• Niños sirios desplazados se protegen del frío dentro de una tienda de campaña en el campo de desplazados internos de Al-Hol, 8 de diciembre de 2018. (Foto: AFP)
Publicada: jueves, 26 de noviembre de 2020 3:19

La Organización de las Naciones Unidas (ONU) alerta del duro clima invernal que le espera a Siria y pide asistencia “urgente”.

El subsecretario general de Asuntos Humanitarios y Coordinador Adjunto del Socorro de Emergencia de la ONU, Ramesh Rajasingham, avisó el miércoles que más de tres millones de personas en Siria necesitan asistencia urgente ante lo que probablemente sea un invierno (boreal) increíblemente duro, subrayando que los desplazados serán particularmente vulnerables en esta situación.

El clima invernal está demostrando ser increíblemente duro para aquellos que no tienen un refugio adecuado o básicos como combustible para caldear, mantas, ropa cálida y zapatos”, indicó Rajasingham ante el Consejo de Seguridad de Naciones Unidas (CSNU).

Unos 6,7 millones de personas en Siria son desplazados internos, de los que un tercio carece de un refugio adecuado y vive en edificios dañados o espacios públicos.

 

Rajasingham también aludió a la crisis económica en la que está inmersa Siria, destacando que, debido a la devaluación de la moneda siria y al creciente precio de los alimentos, las personas son “cada vez más incapaces de alimentar a sus familias”.

Actualmente, unos 9,3 millones de personas en Siria viven en inseguridad alimentaria, 1,4 millones más que el año pasado y más que en cualquier otro momento de la crisis. Cerca de un millón de ellos están en inseguridad alimentaria severa, dos veces más que los que lo estaban el año pasado”, aseveró el funcionario de la ONU.

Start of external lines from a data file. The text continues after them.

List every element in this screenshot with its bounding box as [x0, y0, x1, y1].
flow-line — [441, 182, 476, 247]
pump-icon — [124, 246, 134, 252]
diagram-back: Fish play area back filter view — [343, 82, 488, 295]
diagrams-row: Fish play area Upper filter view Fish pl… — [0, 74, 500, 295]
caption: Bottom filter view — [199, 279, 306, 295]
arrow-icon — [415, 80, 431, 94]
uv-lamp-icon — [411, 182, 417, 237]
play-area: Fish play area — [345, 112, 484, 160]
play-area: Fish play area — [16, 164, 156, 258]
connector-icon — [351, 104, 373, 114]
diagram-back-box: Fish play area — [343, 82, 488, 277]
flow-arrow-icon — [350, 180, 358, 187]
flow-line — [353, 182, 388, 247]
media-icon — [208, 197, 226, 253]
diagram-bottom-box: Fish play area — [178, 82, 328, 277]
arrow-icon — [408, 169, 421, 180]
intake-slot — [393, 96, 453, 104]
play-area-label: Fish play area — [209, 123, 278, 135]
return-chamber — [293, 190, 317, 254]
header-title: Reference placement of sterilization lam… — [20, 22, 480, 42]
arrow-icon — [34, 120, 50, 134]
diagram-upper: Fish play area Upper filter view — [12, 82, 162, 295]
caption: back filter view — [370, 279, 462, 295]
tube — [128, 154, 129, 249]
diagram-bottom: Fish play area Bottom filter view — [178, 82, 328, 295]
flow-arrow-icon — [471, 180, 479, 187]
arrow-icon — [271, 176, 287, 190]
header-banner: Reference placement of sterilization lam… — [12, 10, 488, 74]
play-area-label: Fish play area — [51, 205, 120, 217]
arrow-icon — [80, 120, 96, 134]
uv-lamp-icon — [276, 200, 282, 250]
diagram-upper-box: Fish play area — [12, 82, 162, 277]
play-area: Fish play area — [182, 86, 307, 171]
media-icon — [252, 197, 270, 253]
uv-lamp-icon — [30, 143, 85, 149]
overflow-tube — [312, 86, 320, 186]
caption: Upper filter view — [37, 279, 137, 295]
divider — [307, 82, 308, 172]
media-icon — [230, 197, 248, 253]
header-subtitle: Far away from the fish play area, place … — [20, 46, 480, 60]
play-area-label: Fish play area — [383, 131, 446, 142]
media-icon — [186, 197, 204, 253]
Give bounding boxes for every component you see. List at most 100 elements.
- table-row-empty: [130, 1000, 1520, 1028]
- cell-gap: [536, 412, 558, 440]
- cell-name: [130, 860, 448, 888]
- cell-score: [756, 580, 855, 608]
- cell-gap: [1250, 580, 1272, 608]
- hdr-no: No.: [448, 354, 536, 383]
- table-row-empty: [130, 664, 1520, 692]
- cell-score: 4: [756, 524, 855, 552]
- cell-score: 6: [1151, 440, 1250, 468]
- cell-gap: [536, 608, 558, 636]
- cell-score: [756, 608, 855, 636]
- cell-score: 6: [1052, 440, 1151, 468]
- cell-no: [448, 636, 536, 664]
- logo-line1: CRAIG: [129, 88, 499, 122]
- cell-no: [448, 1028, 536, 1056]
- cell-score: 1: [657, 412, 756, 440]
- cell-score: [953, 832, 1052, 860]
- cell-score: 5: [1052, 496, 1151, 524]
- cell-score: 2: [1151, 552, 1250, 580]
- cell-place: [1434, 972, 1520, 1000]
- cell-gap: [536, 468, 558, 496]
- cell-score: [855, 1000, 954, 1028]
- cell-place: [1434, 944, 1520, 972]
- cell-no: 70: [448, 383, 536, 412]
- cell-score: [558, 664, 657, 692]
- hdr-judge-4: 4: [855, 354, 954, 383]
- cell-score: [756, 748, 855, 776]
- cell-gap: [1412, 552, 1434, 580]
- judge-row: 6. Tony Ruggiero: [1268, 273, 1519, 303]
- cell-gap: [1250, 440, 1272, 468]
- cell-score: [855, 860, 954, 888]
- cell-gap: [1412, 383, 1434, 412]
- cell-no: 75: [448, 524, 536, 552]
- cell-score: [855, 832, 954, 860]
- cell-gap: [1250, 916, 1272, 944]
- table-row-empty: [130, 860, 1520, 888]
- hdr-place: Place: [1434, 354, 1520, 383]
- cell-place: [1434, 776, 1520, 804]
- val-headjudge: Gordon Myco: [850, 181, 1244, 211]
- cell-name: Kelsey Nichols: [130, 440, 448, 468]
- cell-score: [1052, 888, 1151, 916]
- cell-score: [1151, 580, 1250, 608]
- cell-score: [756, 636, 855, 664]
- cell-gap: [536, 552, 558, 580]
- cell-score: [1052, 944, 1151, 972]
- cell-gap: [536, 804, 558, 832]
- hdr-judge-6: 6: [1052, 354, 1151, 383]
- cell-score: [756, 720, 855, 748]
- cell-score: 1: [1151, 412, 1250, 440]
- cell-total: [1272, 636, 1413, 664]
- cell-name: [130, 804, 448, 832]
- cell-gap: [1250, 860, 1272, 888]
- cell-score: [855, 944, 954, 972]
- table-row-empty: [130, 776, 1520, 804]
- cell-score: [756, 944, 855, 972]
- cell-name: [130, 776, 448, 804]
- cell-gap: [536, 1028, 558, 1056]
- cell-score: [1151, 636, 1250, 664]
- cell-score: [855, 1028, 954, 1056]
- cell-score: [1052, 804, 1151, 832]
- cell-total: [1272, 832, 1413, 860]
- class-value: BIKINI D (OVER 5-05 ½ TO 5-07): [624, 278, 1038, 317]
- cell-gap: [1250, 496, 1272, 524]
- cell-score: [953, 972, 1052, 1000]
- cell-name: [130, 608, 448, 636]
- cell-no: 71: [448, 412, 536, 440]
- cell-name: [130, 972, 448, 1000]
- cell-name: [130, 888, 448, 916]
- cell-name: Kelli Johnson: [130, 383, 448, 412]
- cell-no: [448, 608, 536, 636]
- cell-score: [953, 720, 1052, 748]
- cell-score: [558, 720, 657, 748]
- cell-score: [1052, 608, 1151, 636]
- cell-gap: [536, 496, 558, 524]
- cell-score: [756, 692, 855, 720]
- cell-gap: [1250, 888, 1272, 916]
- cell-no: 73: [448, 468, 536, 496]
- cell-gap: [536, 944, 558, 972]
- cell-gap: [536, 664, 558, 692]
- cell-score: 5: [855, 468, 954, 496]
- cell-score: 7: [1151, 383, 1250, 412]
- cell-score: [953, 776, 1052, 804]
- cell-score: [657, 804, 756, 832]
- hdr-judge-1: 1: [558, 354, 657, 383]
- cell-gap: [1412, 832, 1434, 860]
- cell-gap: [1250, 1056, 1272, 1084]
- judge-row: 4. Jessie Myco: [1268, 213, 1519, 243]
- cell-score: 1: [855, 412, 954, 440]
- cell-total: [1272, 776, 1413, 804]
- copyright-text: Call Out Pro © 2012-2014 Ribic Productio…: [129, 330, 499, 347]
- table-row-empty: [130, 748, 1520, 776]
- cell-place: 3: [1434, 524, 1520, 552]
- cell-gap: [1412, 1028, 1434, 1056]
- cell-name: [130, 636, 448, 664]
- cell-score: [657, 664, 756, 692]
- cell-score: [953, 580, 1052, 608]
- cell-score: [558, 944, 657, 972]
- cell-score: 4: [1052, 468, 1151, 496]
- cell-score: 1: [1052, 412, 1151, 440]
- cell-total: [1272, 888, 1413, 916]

Además, insistió en que los servicios sanitarios sirios son “extremadamente débiles” en todo el país y padecen un sufrimiento adicional debido a la pandemia del nuevo coronavirus, causante de la COVID-19, que ha dejado en Siria un saldo de más de 7000 personas contagiadas, entre las que cerca de 400 han muerto.

Por su parte, la enviada especial de la ONU para Siria, Khawla Matar, señaló la misma jornada que el Comité Constitucional del país, que busca allanar el camino para lograr la paz, está llevando a cabo “progresos moderados”.

Asimismo, Matar sostuvo que las sanciones contra Siria exacerbarían la miseria en la que ya viven muchos niños sirios y enfatizó que, “independientemente de sus elecciones”, los refugiados han de ser apoyados.

Siria ha enfrentado varias rondas de sanciones impuestas por EE.UU. y otros países del Occidente. El propio Washington ha confesado que quiere el colapso de Damasco y, para ello, se vale de medidas ilegales que violan los derechos humanos y las leyes internacionales.

Al respecto, se han incrementado los daños causados al sistema sanitario de Siria por las sanciones del Occidente, que limitan en gran medida las capacidades del país árabe para implementar medidas preventivas, así como para tratar a los pacientes con la COVID-19.

Tras el brote de la COVID-19, han ido in crescendo los llamados internacionales a poner fin al unilateralismo y la política de sanciones, que son los métodos favoritos del Gobierno estadounidense para imponer sus planes imperialistas a nivel mundial.